7. Long-term Management
The large quantity of necrotic tissue debrided required to save the patient’s life often creates difficult challenges regarding wound care, preservation of function, reconstruction, and cosmesis. A multidisciplinary team approach should focus on survival and long-term functional outcomes (very low-quality evidence, strong recommendation).
– Long-term care is required with a multidisciplinary team that includes wound care, psychosocial support, and physical therapy. Focusing on long-term functional outcomes is important.
8. Fournier Gangrene
Treatment of FG includes prompt, appropriate antibiotic therapy, hemodynamic support, and early debridement (low-quality evidence, strong recommendation).

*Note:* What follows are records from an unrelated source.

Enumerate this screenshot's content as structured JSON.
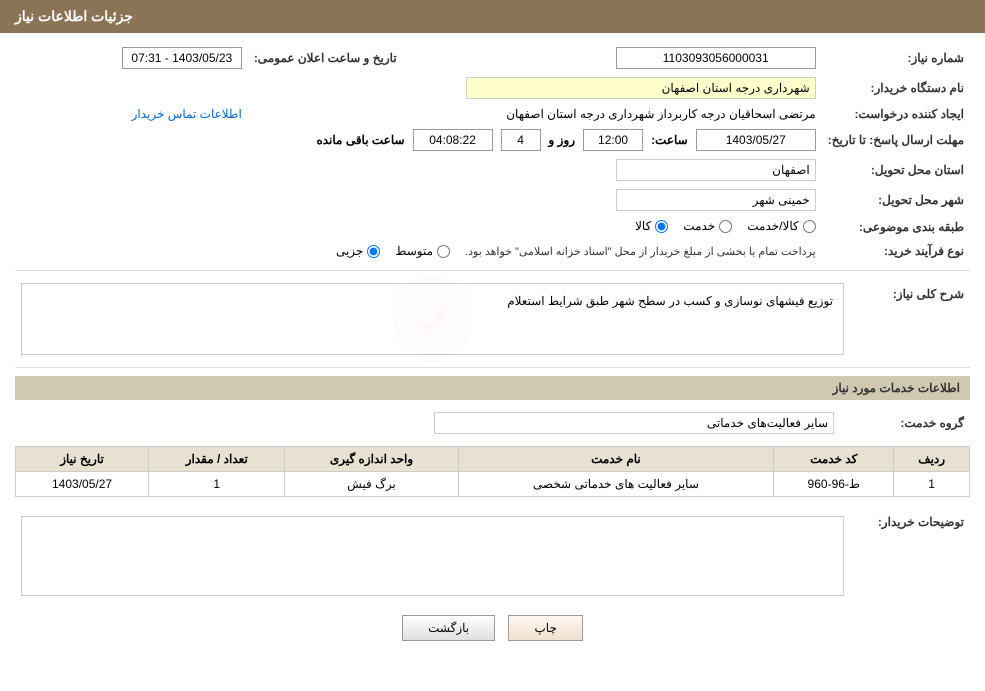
{
  "header": {
    "title": "جزئیات اطلاعات نیاز"
  },
  "form": {
    "need_number_label": "شماره نیاز:",
    "need_number_value": "1103093056000031",
    "buyer_org_label": "نام دستگاه خریدار:",
    "buyer_org_value": "شهرداری درجه استان اصفهان",
    "requester_label": "ایجاد کننده درخواست:",
    "requester_value": "مرتضی اسحاقیان درجه کاربرداز شهرداری درجه استان اصفهان",
    "contact_link": "اطلاعات تماس خریدار",
    "deadline_label": "مهلت ارسال پاسخ: تا تاریخ:",
    "deadline_date": "1403/05/27",
    "deadline_time_label": "ساعت:",
    "deadline_time": "12:00",
    "deadline_days_label": "روز و",
    "deadline_days": "4",
    "deadline_remaining_label": "ساعت باقی مانده",
    "deadline_remaining": "04:08:22",
    "announcement_label": "تاریخ و ساعت اعلان عمومی:",
    "announcement_value": "1403/05/23 - 07:31",
    "province_label": "استان محل تحویل:",
    "province_value": "اصفهان",
    "city_label": "شهر محل تحویل:",
    "city_value": "خمینی شهر",
    "category_label": "طبقه بندی موضوعی:",
    "category_kala": "کالا",
    "category_khedmat": "خدمت",
    "category_kala_khedmat": "کالا/خدمت",
    "process_label": "نوع فرآیند خرید:",
    "process_jozi": "جزیی",
    "process_motavaset": "متوسط",
    "process_note": "پرداخت تمام یا بخشی از مبلغ خریدار از محل \"اسناد خزانه اسلامی\" خواهد بود.",
    "description_section_label": "شرح کلی نیاز:",
    "description_value": "توزیع فیشهای نوسازی و کسب در سطح  شهر طبق شرایط استعلام",
    "services_section_title": "اطلاعات خدمات مورد نیاز",
    "service_group_label": "گروه خدمت:",
    "service_group_value": "سایر فعالیت‌های خدماتی",
    "table": {
      "headers": [
        "ردیف",
        "کد خدمت",
        "نام خدمت",
        "واحد اندازه گیری",
        "تعداد / مقدار",
        "تاریخ نیاز"
      ],
      "rows": [
        {
          "row": "1",
          "code": "ط-96-960",
          "name": "سایر فعالیت های خدماتی شخصی",
          "unit": "برگ فیش",
          "quantity": "1",
          "date": "1403/05/27"
        }
      ]
    },
    "buyer_notes_label": "توضیحات خریدار:",
    "back_button": "بازگشت",
    "print_button": "چاپ"
  }
}
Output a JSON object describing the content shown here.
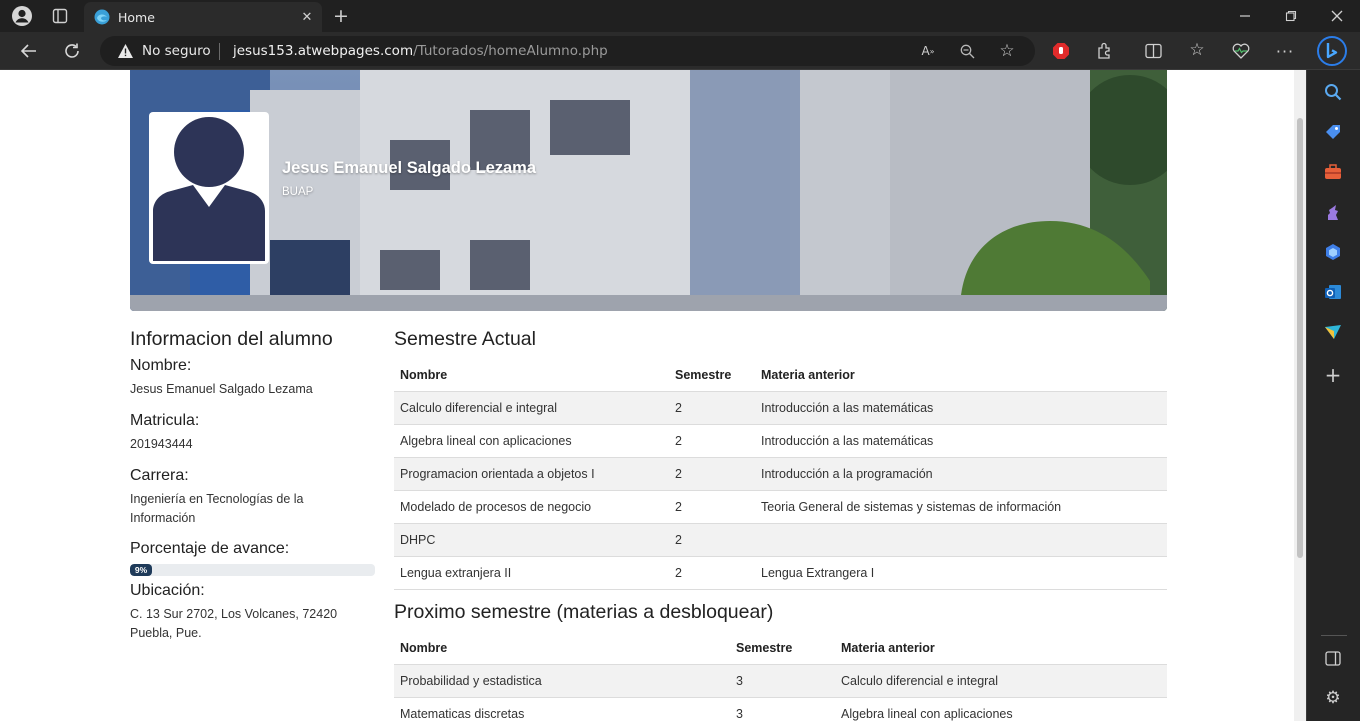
{
  "browser": {
    "tab_title": "Home",
    "security_label": "No seguro",
    "url_host": "jesus153.atwebpages.com",
    "url_path": "/Tutorados/homeAlumno.php"
  },
  "hero": {
    "student_name": "Jesus Emanuel Salgado Lezama",
    "institution": "BUAP"
  },
  "info": {
    "title": "Informacion del alumno",
    "name_label": "Nombre:",
    "name_value": "Jesus Emanuel Salgado Lezama",
    "matricula_label": "Matricula:",
    "matricula_value": "201943444",
    "carrera_label": "Carrera:",
    "carrera_value": "Ingeniería en Tecnologías de la Información",
    "avance_label": "Porcentaje de avance:",
    "avance_value": "9%",
    "avance_fraction": 0.09,
    "ubicacion_label": "Ubicación:",
    "ubicacion_line1": "C. 13 Sur 2702, Los Volcanes, 72420",
    "ubicacion_line2": "Puebla, Pue."
  },
  "current": {
    "title": "Semestre Actual",
    "headers": [
      "Nombre",
      "Semestre",
      "Materia anterior"
    ],
    "rows": [
      [
        "Calculo diferencial e integral",
        "2",
        "Introducción a las matemáticas"
      ],
      [
        "Algebra lineal con aplicaciones",
        "2",
        "Introducción a las matemáticas"
      ],
      [
        "Programacion orientada a objetos I",
        "2",
        "Introducción a la programación"
      ],
      [
        "Modelado de procesos de negocio",
        "2",
        "Teoria General de sistemas y sistemas de información"
      ],
      [
        "DHPC",
        "2",
        ""
      ],
      [
        "Lengua extranjera II",
        "2",
        "Lengua Extrangera I"
      ]
    ]
  },
  "next": {
    "title": "Proximo semestre (materias a desbloquear)",
    "headers": [
      "Nombre",
      "Semestre",
      "Materia anterior"
    ],
    "rows": [
      [
        "Probabilidad y estadistica",
        "3",
        "Calculo diferencial e integral"
      ],
      [
        "Matematicas discretas",
        "3",
        "Algebra lineal con aplicaciones"
      ]
    ]
  }
}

Early and extensive initial surgical debridement in FG patients improves survival (low-quality evidence, strong recommendation).
Fecal diversion, either by colostomy or fecal tube system with or without negative pressure therapy, should be considered in cases of FG. Diverting colostomy should be avoided as much as possible, mainly when other methods are available to prevent or decrease wound contamination (low-quality evidence, strong recommendation).
– FG is a rare, often polymicrobial infection of the perineum. It advances along clinical planes. Diagnosis is similar to other forms of NSTI, but imaging should not delay surgery or antibiotics.
– Urology consultation is often necessary for FG.
– Surgical considerations include fecal diversion.